<私の経験から…(その1)>
 私は、学生時代から体だけはじょうぶでした。今はそのことを両親に感謝しています。そういう健康な体を授けてくれて、ありがとう・・・って。でも、私は病気になりました。この病気、「うつ」は、心の病気でした。いまだ脳医学のなかでも「たぶん、こうだから、こうなったんだろう」という程度しか、この医学が進んだ日本でも原因やその病気のしくみについては、はっきりとわかっていないといわれています。どの本を読んでも「~といわれています」という表現で終わっています。それでも最近になって薬だけは、副作用の少ないものは開発されてきたようで、「これこれを、すすめます」という書き方で見つけることはできます。
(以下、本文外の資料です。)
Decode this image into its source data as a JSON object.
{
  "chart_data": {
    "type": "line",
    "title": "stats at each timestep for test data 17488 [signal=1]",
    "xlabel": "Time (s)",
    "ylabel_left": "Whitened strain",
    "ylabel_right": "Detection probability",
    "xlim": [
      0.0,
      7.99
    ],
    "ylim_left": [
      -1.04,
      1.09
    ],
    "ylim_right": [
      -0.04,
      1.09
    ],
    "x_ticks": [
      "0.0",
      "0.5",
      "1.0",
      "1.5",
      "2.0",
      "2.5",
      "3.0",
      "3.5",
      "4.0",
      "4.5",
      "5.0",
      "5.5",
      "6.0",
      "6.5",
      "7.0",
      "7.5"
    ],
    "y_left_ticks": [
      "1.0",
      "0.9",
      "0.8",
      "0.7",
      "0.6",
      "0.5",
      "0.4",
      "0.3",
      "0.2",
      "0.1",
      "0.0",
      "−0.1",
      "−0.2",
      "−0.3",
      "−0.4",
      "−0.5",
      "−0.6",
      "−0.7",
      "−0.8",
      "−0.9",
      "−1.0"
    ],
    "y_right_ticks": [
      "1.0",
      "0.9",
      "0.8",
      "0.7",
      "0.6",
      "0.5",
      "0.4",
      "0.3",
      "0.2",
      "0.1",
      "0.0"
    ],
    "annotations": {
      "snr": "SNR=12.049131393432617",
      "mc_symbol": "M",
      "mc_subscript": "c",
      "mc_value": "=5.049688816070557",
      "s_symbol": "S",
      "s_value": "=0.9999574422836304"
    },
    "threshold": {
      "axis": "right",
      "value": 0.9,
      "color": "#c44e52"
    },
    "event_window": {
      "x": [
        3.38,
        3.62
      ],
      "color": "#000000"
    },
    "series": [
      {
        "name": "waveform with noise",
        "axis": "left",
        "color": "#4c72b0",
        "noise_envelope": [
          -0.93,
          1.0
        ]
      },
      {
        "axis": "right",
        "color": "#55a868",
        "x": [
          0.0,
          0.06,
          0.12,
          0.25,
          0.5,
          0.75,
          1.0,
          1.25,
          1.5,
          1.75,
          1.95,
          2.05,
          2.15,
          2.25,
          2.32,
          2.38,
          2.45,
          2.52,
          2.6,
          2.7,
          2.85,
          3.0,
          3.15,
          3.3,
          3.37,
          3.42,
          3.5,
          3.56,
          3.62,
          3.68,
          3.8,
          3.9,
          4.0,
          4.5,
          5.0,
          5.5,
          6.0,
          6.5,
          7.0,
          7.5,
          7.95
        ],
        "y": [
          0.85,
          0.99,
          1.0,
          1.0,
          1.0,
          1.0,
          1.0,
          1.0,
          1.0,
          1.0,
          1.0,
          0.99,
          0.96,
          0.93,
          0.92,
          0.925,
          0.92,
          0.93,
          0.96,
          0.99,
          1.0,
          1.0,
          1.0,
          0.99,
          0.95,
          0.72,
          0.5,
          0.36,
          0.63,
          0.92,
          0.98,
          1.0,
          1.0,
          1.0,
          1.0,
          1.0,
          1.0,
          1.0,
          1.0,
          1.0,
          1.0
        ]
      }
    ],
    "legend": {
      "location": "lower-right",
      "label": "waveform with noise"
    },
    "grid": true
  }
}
そういう病気です。そのことを私自身、病気になってすぐに本を読んだりしましたが、そのことの本当の意味をわかるようになったのは、つい最近のことです。塾をやりだして、元気もでてきてからのことです。そういう病気です。
 
私がこうして自分の病気のことについて語るのは、もしも身近に「うつ」の人がいたら少しでもわかってあげたい、「私もいっしょですよ」って言って、「自分だけが変だ!」と考えがちなこの病気の人に「あなただけじゃないよ!」って言いたいからです。『自分を「うつ」と言いたがる人』という精神科医の先生の本も読みました。私は、そうして宣言して楽になりたいと思っているのかと・・・そう思ったからです。そう思った時期も正直ありました。でも、それは、違いました。
私の場合「うつ状態」になると、なんにも意欲がなくなりました。この「私の場合」というのも大切なことだと思っています。人によってその症状や様子、重さはちがうと思うからです。私の場合は、病院へ行く車の運転さえ自分でしたくない・・・そういう状態でした。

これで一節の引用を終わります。